Note, first, that the huge autonomous forex inflows (they are technically export receipts) debunk CBN claims that oil receipts account for 90 per cent of Nigeria’s export earnings. Second, despite the positive developments, gross official external reserves of $38.11billion as at end-year 2019 decreased to $33.69 billion as at end-March 2020. The negative movement in external reserves is explained by CBN fallaciously limiting Nigeria’s foreign reserves to Federation Account dollar accruals being withheld and kept by the apex bank. (Ignore the spurious and witless breakdown of the external reserves by ownership.)

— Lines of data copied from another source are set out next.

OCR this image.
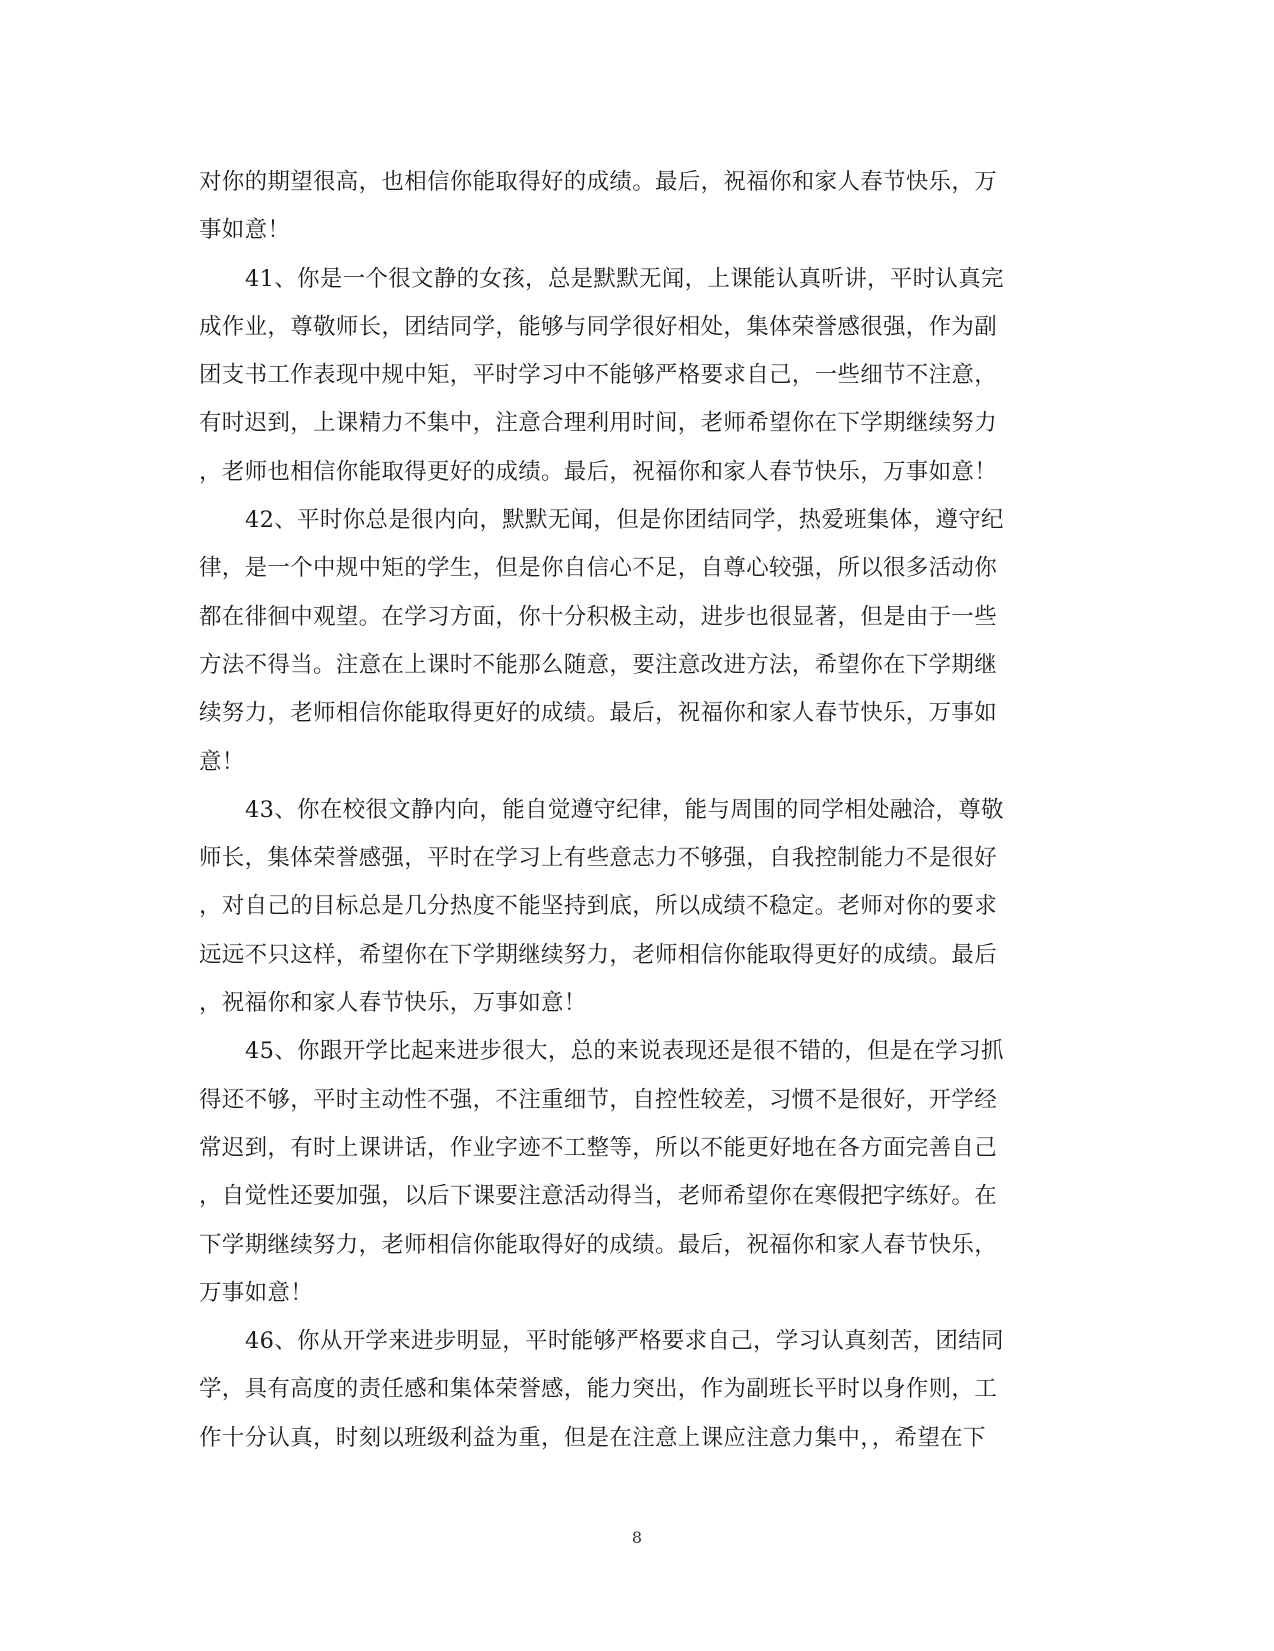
对你的期望很高，也相信你能取得好的成绩。最后，祝福你和家人春节快乐，万
事如意！
41、你是一个很文静的女孩，总是默默无闻，上课能认真听讲，平时认真完
成作业，尊敬师长，团结同学，能够与同学很好相处，集体荣誉感很强，作为副
团支书工作表现中规中矩，平时学习中不能够严格要求自己，一些细节不注意，
有时迟到，上课精力不集中，注意合理利用时间，老师希望你在下学期继续努力
，老师也相信你能取得更好的成绩。最后，祝福你和家人春节快乐，万事如意！
42、平时你总是很内向，默默无闻，但是你团结同学，热爱班集体，遵守纪
律，是一个中规中矩的学生，但是你自信心不足，自尊心较强，所以很多活动你
都在徘徊中观望。在学习方面，你十分积极主动，进步也很显著，但是由于一些
方法不得当。注意在上课时不能那么随意，要注意改进方法，希望你在下学期继
续努力，老师相信你能取得更好的成绩。最后，祝福你和家人春节快乐，万事如
意！
43、你在校很文静内向，能自觉遵守纪律，能与周围的同学相处融洽，尊敬
师长，集体荣誉感强，平时在学习上有些意志力不够强，自我控制能力不是很好
，对自己的目标总是几分热度不能坚持到底，所以成绩不稳定。老师对你的要求
远远不只这样，希望你在下学期继续努力，老师相信你能取得更好的成绩。最后
，祝福你和家人春节快乐，万事如意！
45、你跟开学比起来进步很大，总的来说表现还是很不错的，但是在学习抓
得还不够，平时主动性不强，不注重细节，自控性较差，习惯不是很好，开学经
常迟到，有时上课讲话，作业字迹不工整等，所以不能更好地在各方面完善自己
，自觉性还要加强，以后下课要注意活动得当，老师希望你在寒假把字练好。在
下学期继续努力，老师相信你能取得好的成绩。最后，祝福你和家人春节快乐，
万事如意！
46、你从开学来进步明显，平时能够严格要求自己，学习认真刻苦，团结同
学，具有高度的责任感和集体荣誉感，能力突出，作为副班长平时以身作则，工
作十分认真，时刻以班级利益为重，但是在注意上课应注意力集中，，希望在下
8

Third, the question that arises is: where did the big sum of $26.36 billion net autonomous forex inflow go? Assumedly, the amount dispersed into (a) domiciliary dollar accounts kept in deposit money banks, (DMBs). (b) forex hoards by individuals being kept under the pillow so to speak, (c) the heavy loads of foreign currencies which are routinely physically ferried to other countries for stashing away in foreign bank accounts, (d) on-the-street parallel market currency trade, etc. In other words, government did not put the autonomous forex receipts to national economic advantage but allowed the amount to go into the hands of a few businesses and individuals who deployed the hard currency to undermine the economy at the expense of the majority of the people.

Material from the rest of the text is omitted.